A study of the Pakistan movement clearly indicates that the Islamic state did not figure prominently during the period of struggle. The propelling slogan during the struggle for Pakistan was to establish a homeland that safeguards Muslim interests, rights, economic opportunities, equality and social justice. Islam was the unifying and motivating force no doubt but the method to achieve the goal was not a religious movement but political agitation. The struggle for Pakistan was led by men of politics rather than religion. The Muslim League leadership came entirely from the Western educated, secularised Muslim professionals of Cambridge and the Inns of Court who had studied not theology and Islamic law but politics and common law.

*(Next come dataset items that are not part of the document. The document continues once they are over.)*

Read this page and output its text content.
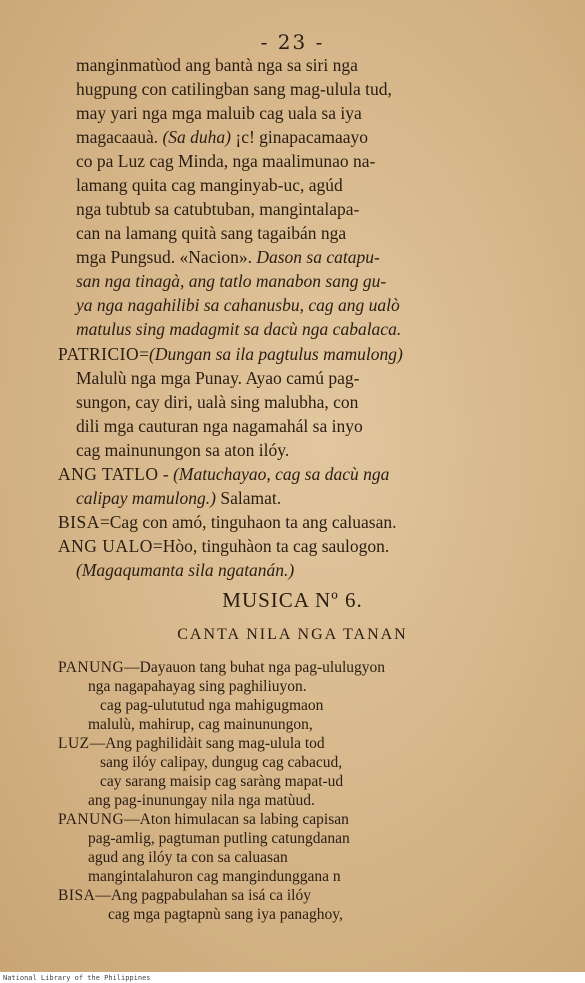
- 23 -
manginmatùod ang bantà nga sa siri nga
hugpung con catilingban sang mag-ulula tud,
may yari nga mga maluib cag uala sa iya
magacaauà. (Sa duha) ¡c! ginapacamaayo
co pa Luz cag Minda, nga maalimunao na-
lamang quita cag manginyab-uc, agúd
nga tubtub sa catubtuban, mangintalapa-
can na lamang quità sang tagaibán nga
mga Pungsud. «Nacion». Dason sa catapu-
san nga tinagà, ang tatlo manabon sang gu-
ya nga nagahilibi sa cahanusbu, cag ang ualò
matulus sing madagmit sa dacù nga cabalaca.
PATRICIO=(Dungan sa ila pagtulus mamulong)
Malulù nga mga Punay. Ayao camú pag-
sungon, cay diri, ualà sing malubha, con
dili mga cauturan nga nagamahál sa inyo
cag mainunungon sa aton ilóy.
ANG TATLO - (Matuchayao, cag sa dacù nga
calipay mamulong.) Salamat.
BISA=Cag con amó, tinguhaon ta ang caluasan.
ANG UALO=Hòo, tinguhàon ta cag saulogon.
(Magaqumanta sila ngatanán.)
MUSICA Nº 6.
CANTA NILA NGA TANAN
PANUNG—Dayauon tang buhat nga pag-ululugyon
nga nagapahayag sing paghiliuyon.
cag pag-ulututud nga mahigugmaon
malulù, mahirup, cag mainunungon,
LUZ—Ang paghilidàit sang mag-ulula tod
sang ilóy calipay, dungug cag cabacud,
cay sarang maisip cag saràng mapat-ud
ang pag-inunungay nila nga matùud.
PANUNG—Aton himulacan sa labing capisan
pag-amlig, pagtuman putling catungdanan
agud ang ilóy ta con sa caluasan
mangintalahuron cag mangindunggana n
BISA—Ang pagpabulahan sa isá ca ilóy
cag mga pagtapnù sang iya panaghoy,
National Library of the Philippines
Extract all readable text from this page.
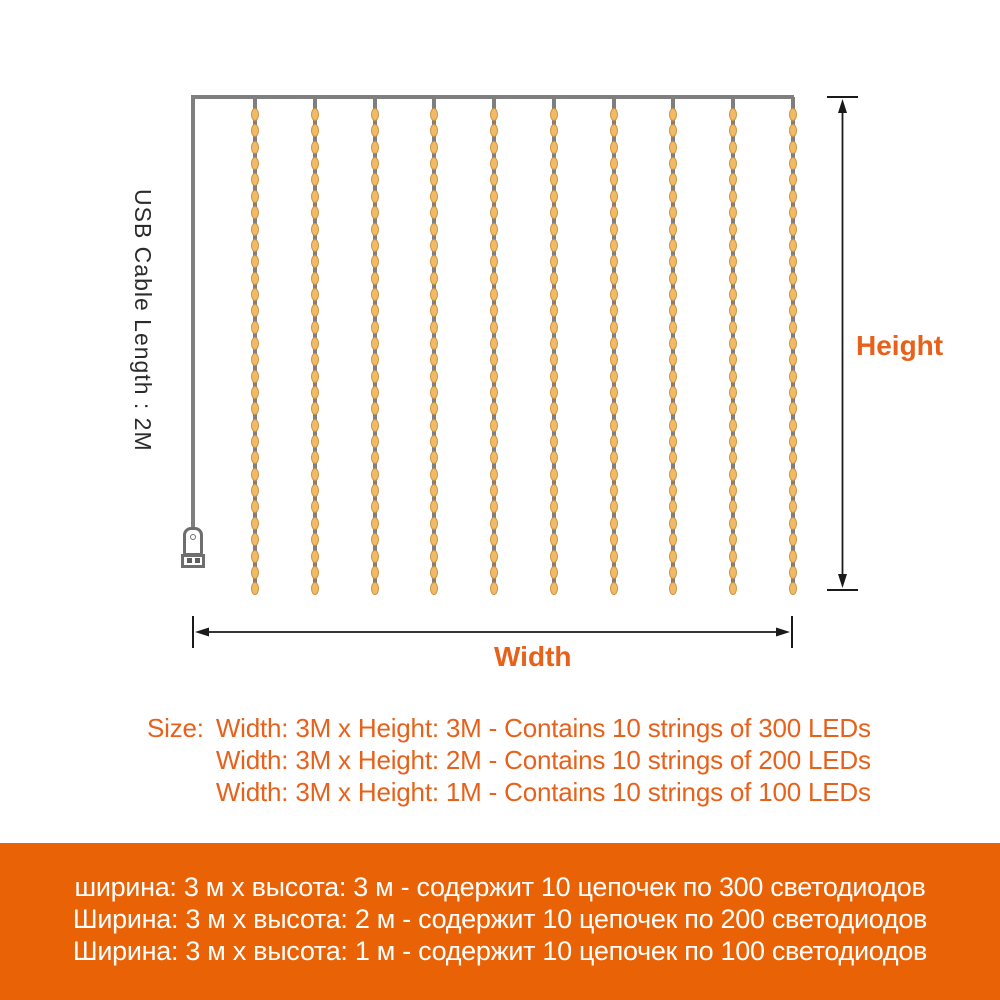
USB Cable Length : 2M	Height
Width
Size: Width: 3M x Height: 3M - Contains 10 strings of 300 LEDs
Width: 3M x Height: 2M - Contains 10 strings of 200 LEDs
Width: 3M x Height: 1M - Contains 10 strings of 100 LEDs
ширина: 3 м х высота: 3 м - содержит 10 цепочек по 300 светодиодов
Ширина: 3 м х высота: 2 м - содержит 10 цепочек по 200 светодиодов
Ширина: 3 м х высота: 1 м - содержит 10 цепочек по 100 светодиодов
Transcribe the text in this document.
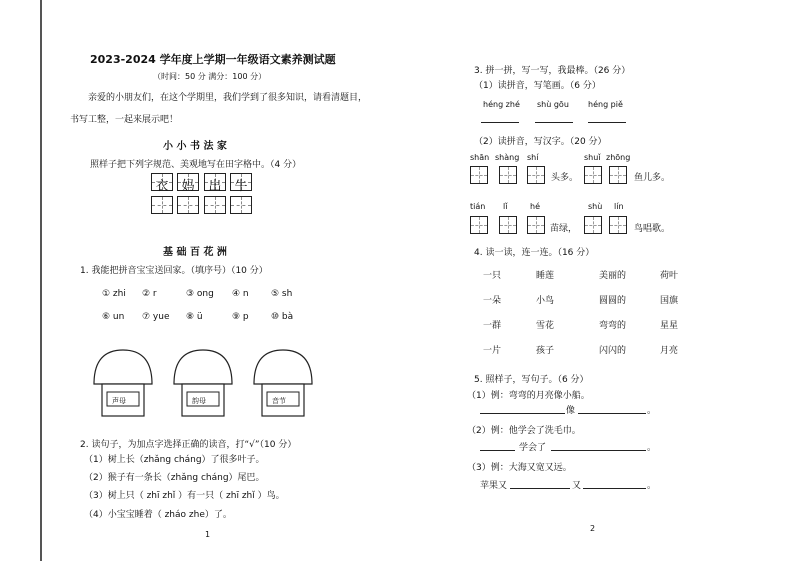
2023-2024 学年度上学期一年级语文素养测试题
（时间：50 分 满分：100 分）
亲爱的小朋友们，在这个学期里，我们学到了很多知识，请看清题目，
书写工整，一起来展示吧！
小 小 书 法 家
照样子把下列字规范、美观地写在田字格中。（4 分）
衣 妈 出 牛
基 础 百 花 洲
1. 我能把拼音宝宝送回家。（填序号）（10 分）
① zhi ② r	③ ong ④ n ⑤ sh
⑥ un ⑦ yue ⑧ ü	⑨ p ⑩ bà
声母	韵母	音节
2. 读句子，为加点字选择正确的读音，打“√”（10 分）
（1）树上长（zhǎng cháng）了很多叶子。
（2）猴子有一条长（zhǎng cháng）尾巴。
（3）树上只（ zhī zhǐ ）有一只（ zhī zhǐ ）鸟。
（4）小宝宝睡着（ zháo zhe）了。
1
3. 拼一拼，写一写，我最棒。（26 分）
（1）读拼音，写笔画。（6 分）
héng zhé shù gōu héng piě
（2）读拼音，写汉字。（20 分）
shān shàng shí	shuǐ zhōng
头多。	鱼儿多。
tián lǐ	hé	shù lín
苗绿，	鸟唱歌。
4. 读一读，连一连。（16 分）
一只	睡莲	美丽的	荷叶
一朵	小鸟	圆圆的	国旗
一群	雪花	弯弯的	星星
一片	孩子	闪闪的	月亮
5. 照样子，写句子。（6 分）
（1）例：弯弯的月亮像小船。
像	。
（2）例：他学会了洗毛巾。
学会了	。
（3）例：大海又宽又远。
苹果又	又	。
2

Tragically, the forces that had already chalked out their post-Jinnah agenda, those hostile to Jinnah and the Muslim League, the Pakistan movement and the two-nation theory vowed to establish an Islamic state based on traditional Shariah law and waged an incessant struggle “without interruption” and every successive government willingly surrendered to gain political advantages or legitimacy.